Support for floating/fixed/etc. types

In a recent review, it came up that we only support integer and index types in Handshake: https://github.com/llvm/circt/blob/main/lib/Conversion/HandshakeToFIRRTL/HandshakeToFIRRTL.cpp#L36. Similarly, FIRRTL does not support the fixed type defined by the FIRRTL spec: https://circt.llvm.org/docs/RationaleFIRRTL/#status.

I am curious if anyone has plans for supporting floating/fixed/etc. types at these levels. Has this been brought up before? I may be missing some of the background.

I’ve run up against this once already, so I’d like to get the ball rolling (or catch up) on this discussion. The main use case I’m looking at is coming from the higher levels into the Linalg dialect, where all the named ops are defined in terms of f32. You cannot invoke linalg.matmul unless the tensors or memrefs are floating points. This is just one example, and I think there will be more math-heavy use cases that want this.

I would like these sorts of programs to be supported by CIRCT, and I’m happy to participate in the design and implementation of this feature.

Parameterized float/fixed were originally going to be “high-level” ESI types, but they’re not appropriate for ESI in a CIRCT context. (I’m still planning on adding variable-length data types (lists) to ESI.) I think there’s a place for parameterized fixed/float types and operations on them in “circt::math” dialect.

I’m not aware of anyone interested in adding these to the FIRRTL dialect, at this time. Isn’t lowering of FP operations a complicated concept with lots of tradeoffs?

-Chris

Yes. I’m imagining a bunch of different lowerings depending on your design specs and/or target device. Perhaps start with just a module instance of an externmodule which is hand-coded SystemVerilog and can be selected at build time.

Either way, I think there’s value in standardizing these operations’ interfaces and allowing many implementations.
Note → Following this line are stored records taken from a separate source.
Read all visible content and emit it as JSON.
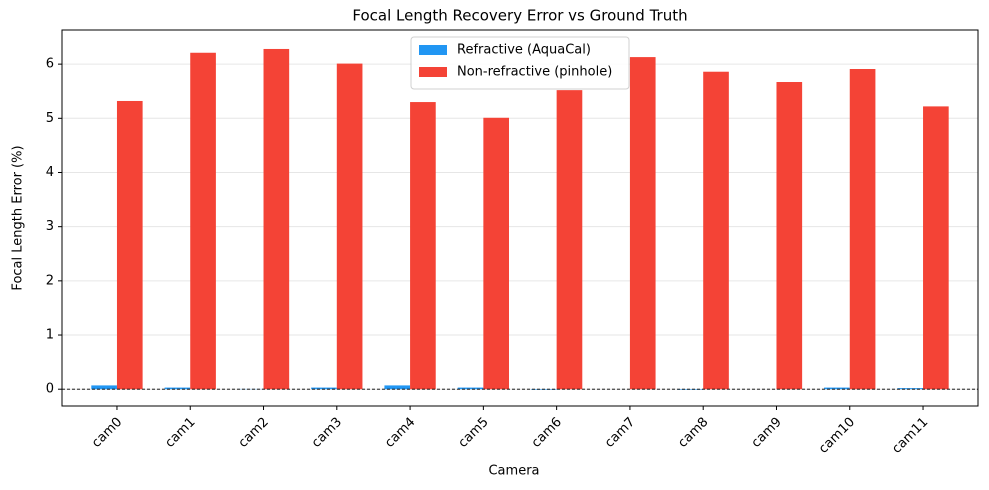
{
  "chart_data": {
    "type": "bar",
    "title": "Focal Length Recovery Error vs Ground Truth",
    "x_label": "Camera",
    "y_label": "Focal Length Error (%)",
    "categories": [
      "cam0",
      "cam1",
      "cam2",
      "cam3",
      "cam4",
      "cam5",
      "cam6",
      "cam7",
      "cam8",
      "cam9",
      "cam10",
      "cam11"
    ],
    "series": [
      {
        "name": "Refractive (AquaCal)",
        "color": "#2196f3",
        "values": [
          0.07,
          0.03,
          0.005,
          0.03,
          0.07,
          0.03,
          -0.01,
          0.0,
          -0.01,
          0.0,
          0.03,
          0.02
        ]
      },
      {
        "name": "Non-refractive (pinhole)",
        "color": "#f44336",
        "values": [
          5.32,
          6.21,
          6.28,
          6.01,
          5.3,
          5.01,
          5.52,
          6.13,
          5.86,
          5.67,
          5.91,
          5.22
        ]
      }
    ],
    "ylim": [
      -0.31,
      6.63
    ],
    "yticks": [
      0,
      1,
      2,
      3,
      4,
      5,
      6
    ],
    "reference_line": 0,
    "grid": true,
    "legend": "upper center"
  }
}
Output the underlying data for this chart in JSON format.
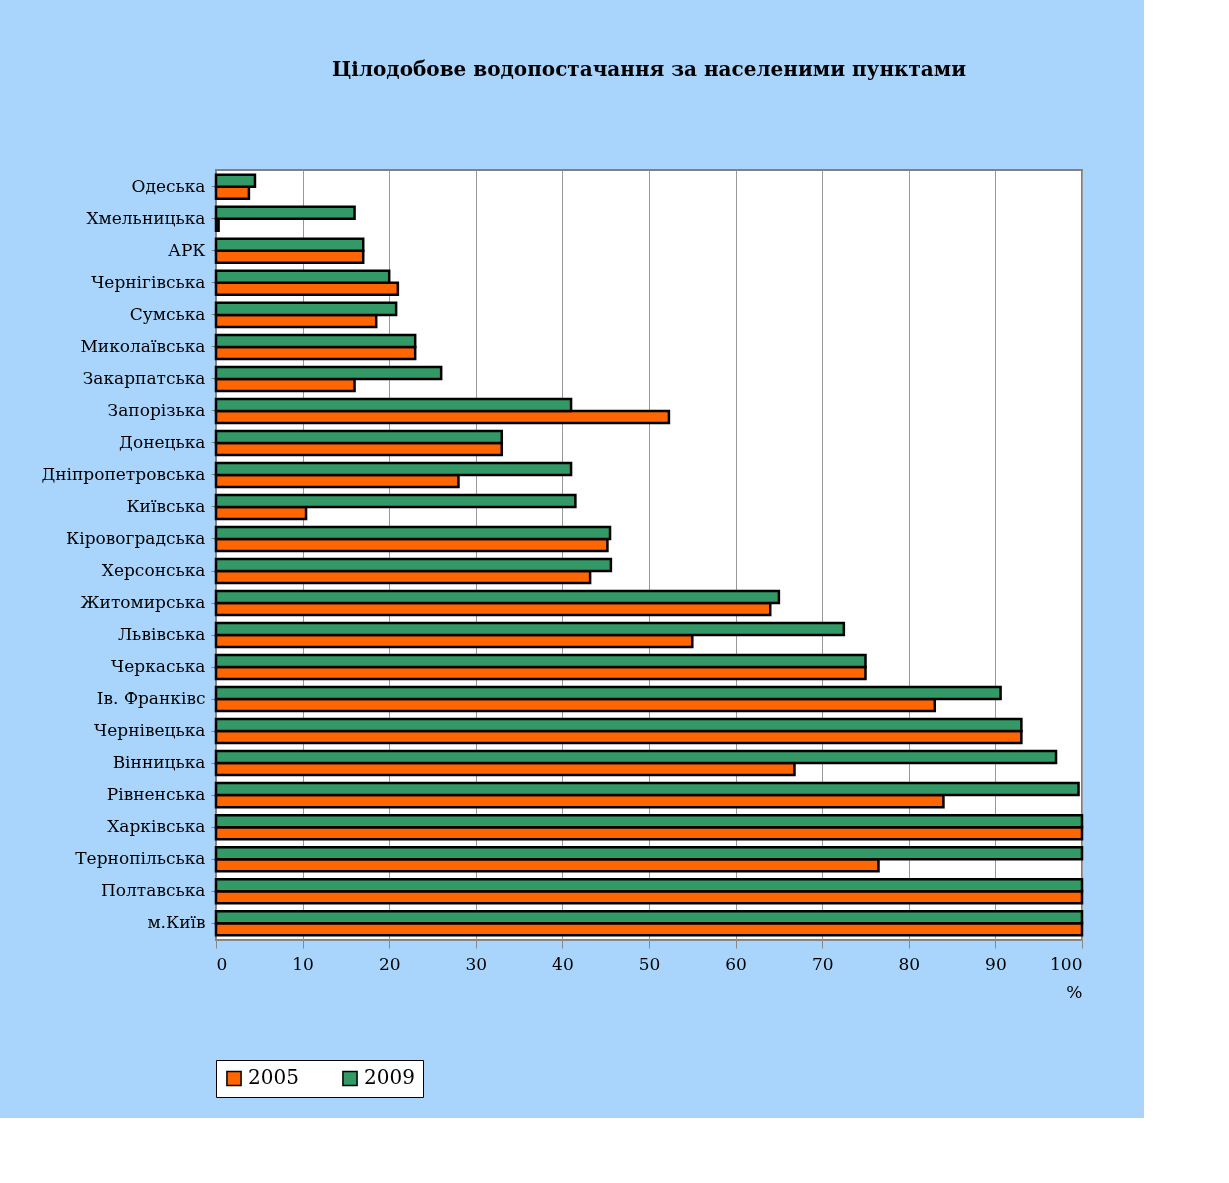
{
  "chart_data": {
    "type": "bar",
    "orientation": "horizontal",
    "title": "Цілодобове водопостачання за населеними пунктами",
    "xlabel": "%",
    "categories": [
      "Одеська",
      "Хмельницька",
      "АРК",
      "Чернігівська",
      "Сумська",
      "Миколаївська",
      "Закарпатська",
      "Запорізька",
      "Донецька",
      "Дніпропетровська",
      "Київська",
      "Кіровоградська",
      "Херсонська",
      "Житомирська",
      "Львівська",
      "Черкаська",
      "Ів. Франківс",
      "Чернівецька",
      "Вінницька",
      "Рівненська",
      "Харківська",
      "Тернопільська",
      "Полтавська",
      "м.Київ"
    ],
    "series": [
      {
        "name": "2005",
        "color": "#ff6600",
        "values": [
          3.8,
          0.3,
          17,
          21,
          18.5,
          23,
          16,
          52.3,
          33,
          28,
          10.4,
          45.2,
          43.2,
          64,
          55,
          75,
          83,
          93,
          66.8,
          84,
          100,
          76.5,
          100,
          100
        ]
      },
      {
        "name": "2009",
        "color": "#339966",
        "values": [
          4.5,
          16,
          17,
          20,
          20.8,
          23,
          26,
          41,
          33,
          41,
          41.5,
          45.5,
          45.6,
          65,
          72.5,
          75,
          90.6,
          93,
          97,
          99.6,
          100,
          100,
          100,
          100
        ]
      }
    ],
    "xlim": [
      0,
      100
    ],
    "xticks": [
      0,
      10,
      20,
      30,
      40,
      50,
      60,
      70,
      80,
      90,
      100
    ],
    "grid": "x",
    "legend": "bottom"
  }
}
Agreed that this is complex and full of tradeoffs. That’s why I wanted to test the water now, before there are any deadlines. There’s no pressure for this support right now (on my end at least), so I’m hoping we can carve out a plan we are comfortable with. I will need to do something about this in my work to compile ML/scienctific programs, but if it would be easier to wait until I have a concrete problem to solve, I am happy to table this discussion for now.

I think both of John’s suggestions make sense. Defining these types and operations on them in some higher level circt::math dialect would be a nice way to start experimenting. Having the lowerings just select handcoded System Verilog modules seems like a nice way to unlock progress without having to build out too much support.

(By the way, this notion of selecting handcoded System Verilog has already come up in the ESI pipeline lowering, and I expect it to come up again. Maybe we can build some standard utilities to enable this across dialects.)

I would prefer that this be the exception (for cases where designers really want to fine tune the implementation) but I do expect it to happen. Using external SystemVerilog modules has the disadvantage of being opaque to CIRCT so it can’t be transformed or analyzed to – say – LLHD for fast simulator creation. I would suggest that we have default implementations in MLIR and then provide the option to replace that with hand-optimized SystemVerilog if we’re generating SystemVerilog. This could get sticky (since there are tunings which change the latency characteristics of the implementation) so we’d have to think it through. Could be in interesting and valuable feature in the long term though.

I did the ESI primitive since the functionality just wasn’t there to do it in the RTL or SV dialect. It was also a PITA to express the operations in C++, so wasn’t worth the effort for code which was 99% boilerplate. Is there a way to incorporate an MLIR assembly “template” into a transformation? Is this what the PDL dialect is going to do?

Yeah, agreed. The SV dialect already allows you to drop in textual verilog, but such an approach has all the same advantages and problems as inline asm does in C. Tools can’t analyze it etc. This is good for hacking and bringing things up quickly but isn’t a great long term play.